Maccagno «Fusione con Curiglia? Sarebbe un rilancio»

La Prealpina - 18/01/2019

E se il Comune di Maccagno con Pino e Veddasca si chiamasse Maccagno con Pino, Veddasca e Curiglia? La domanda, rivolta direttamente al sindaco Fabio Passera, lo ha fatto sorridere, ma solo perché il tema della fusione con questo borgo lo aveva già affrontato qualche anno fa e l’idea non gli sarebbe affatto dispiaciuta.
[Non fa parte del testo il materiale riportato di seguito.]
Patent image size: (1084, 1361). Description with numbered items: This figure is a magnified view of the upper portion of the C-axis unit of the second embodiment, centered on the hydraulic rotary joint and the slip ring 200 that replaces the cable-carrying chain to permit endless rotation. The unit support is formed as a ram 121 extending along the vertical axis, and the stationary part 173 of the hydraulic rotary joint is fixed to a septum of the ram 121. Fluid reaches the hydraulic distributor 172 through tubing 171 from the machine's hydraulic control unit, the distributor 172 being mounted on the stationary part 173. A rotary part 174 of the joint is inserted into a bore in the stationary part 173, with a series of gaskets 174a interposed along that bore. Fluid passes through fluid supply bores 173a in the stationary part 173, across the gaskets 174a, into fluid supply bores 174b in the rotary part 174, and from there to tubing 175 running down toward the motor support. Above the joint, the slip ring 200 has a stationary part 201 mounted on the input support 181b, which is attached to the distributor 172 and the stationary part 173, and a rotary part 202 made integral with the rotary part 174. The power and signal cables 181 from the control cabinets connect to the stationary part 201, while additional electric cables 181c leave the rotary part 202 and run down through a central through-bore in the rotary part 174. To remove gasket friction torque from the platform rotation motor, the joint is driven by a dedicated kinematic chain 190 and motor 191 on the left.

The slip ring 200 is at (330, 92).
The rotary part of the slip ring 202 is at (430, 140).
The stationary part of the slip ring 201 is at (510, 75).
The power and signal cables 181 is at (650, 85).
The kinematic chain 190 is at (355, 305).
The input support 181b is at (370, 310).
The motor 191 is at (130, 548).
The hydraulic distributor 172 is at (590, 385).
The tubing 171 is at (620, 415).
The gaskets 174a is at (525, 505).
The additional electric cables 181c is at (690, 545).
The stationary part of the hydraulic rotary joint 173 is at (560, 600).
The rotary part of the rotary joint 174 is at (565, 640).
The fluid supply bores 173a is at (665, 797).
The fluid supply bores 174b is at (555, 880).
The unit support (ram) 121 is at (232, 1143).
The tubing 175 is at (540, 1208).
Nel 2019 sia il suo paese che Curiglia con Monteviasco andranno ad elezioni e, a mezza voce, diversi politici hanno fatto filtrare la possibilità che una semplice suggestione giornalistica possa diventare realtà. Qualcuno, forse maliziosamente, dice che il rifacimento della strada Piero-Lozzo è una buona occasione per raggiungere una fusione. «Io ne sarei felice – dice il primo cittadino di Maccagno – è un territorio attiguo al nostro che anche il sindaco di Curiglia, Ambrogio Rossi, considera ancora Veddasca e non Dumentina. Ritengo che, al di là dei confini geografici o di campanile, i motivi per intraprendere la strada della fusione dei Comuni, che noi abbiamo già sperimentato, sono molti di più rispetto a quelli che la sconsiglierebbero.

Il futuro delle piccole amministrazioni è un po’ questo in un momento in cui i trasferimenti finanziari da Roma sono sempre meno, dove anche solo gestire i servizi essenziali diventa uno sforzo immane. Ripeto, ne parlammo in tempi non sospetti con molti amministratori locali e regionali e tutti vedevano nella fusione anche con Curiglia un modo non per tirare a campare ma per rimettere in piedi i propri Comuni».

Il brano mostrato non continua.